Relief from judgment in this case, rather than allowing Plaintiff to pursue his newly — and probably inadvertently — filed action, is appropriate, moreover, because this action was timely filed, less than 30 days after the final decision of the Commissioner of Social Security, while Case No. 3:14-cv-4293-D-BN was filed well after the 60-day requirement set out in 42 U.S.C. 405(g). That requirement is not jurisdictional but rather is a statute of limitations and, as such, is waivable by the parties and subject to the doctrine of equitable tolling. See Bowen v. City of New York, 476 U.S. 467, 478-80 (1986). But, where possible, pro se filings should be construed to avoid "the loss of rights due to inartful expression." Marshall, 2005 WL 3132352, at *2 (concerning compliance with a statute of limitations); cf. United States v. Gonzalez, 592 F.3d 675, 680 n.3 (5th Cir. 2009) (per curiam) ("[W]e liberally construe the briefs of pro se litigants to avoid waiver [of issues.]" (citing Audler v. CBC Innovis Inc., 519 F.3d 239, 255 (5th Cir. 2008))).

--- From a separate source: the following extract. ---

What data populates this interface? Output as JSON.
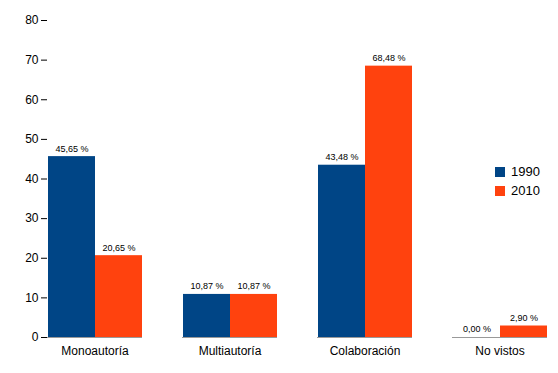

Ultimately, should the Court adopt this recommendation and should Plaintiff still fail to comply with orders of this Court, Plaintiff's lawsuit will not escape dismissal. See Teemac v. Frito-Lay, Inc., Civil Action No. 3:12-cv-5241-M-BF, 2014 WL 1116705, at *2 (N.D. Tex. Mar. 19, 2014) ("While the court is to liberally construe the pleadings of pro se litigants, pro se parties are not exempt from complying with court rules of procedural and substantive law. Therefore, Plaintiff's pro se status does not preclude the dismissal of this case." (citations omitted)).

Recommendation

The Court should construe the pro se complaint Plaintiff filed in No. 3:14-cv-4293-D-BN as a motion to reopen this case and for relief from judgment and grant such relief under Federal Rule of Civil Procedure 60(b)(1). A copy of these findings, conclusions, and recommendation shall be served on all parties in the manner provided by law. Any party who objects to any part of these findings, conclusions, and recommendation must file specific written objections within 14 days after being served with a copy. See 28 U.S.C. 636(b)(1); FED. R. CIV. P. 72(b). In order to be specific, an objection must identify the specific finding or recommendation to which objection is made, state the basis for the objection, and specify the place in the magistrate judge's findings, conclusions, and recommendation where the disputed determination is found. An objection that merely incorporates by reference or refers to the briefing before the magistrate judge is not specific. Failure to file specific written objections will bar the aggrieved party from appealing the factual findings and legal conclusions of the magistrate judge that are accepted or adopted by the district court, except upon grounds of plain error. See Douglass v. United Services Auto. Ass'n, 79 F.3d 1415, 1417 (5th Cir. 1996).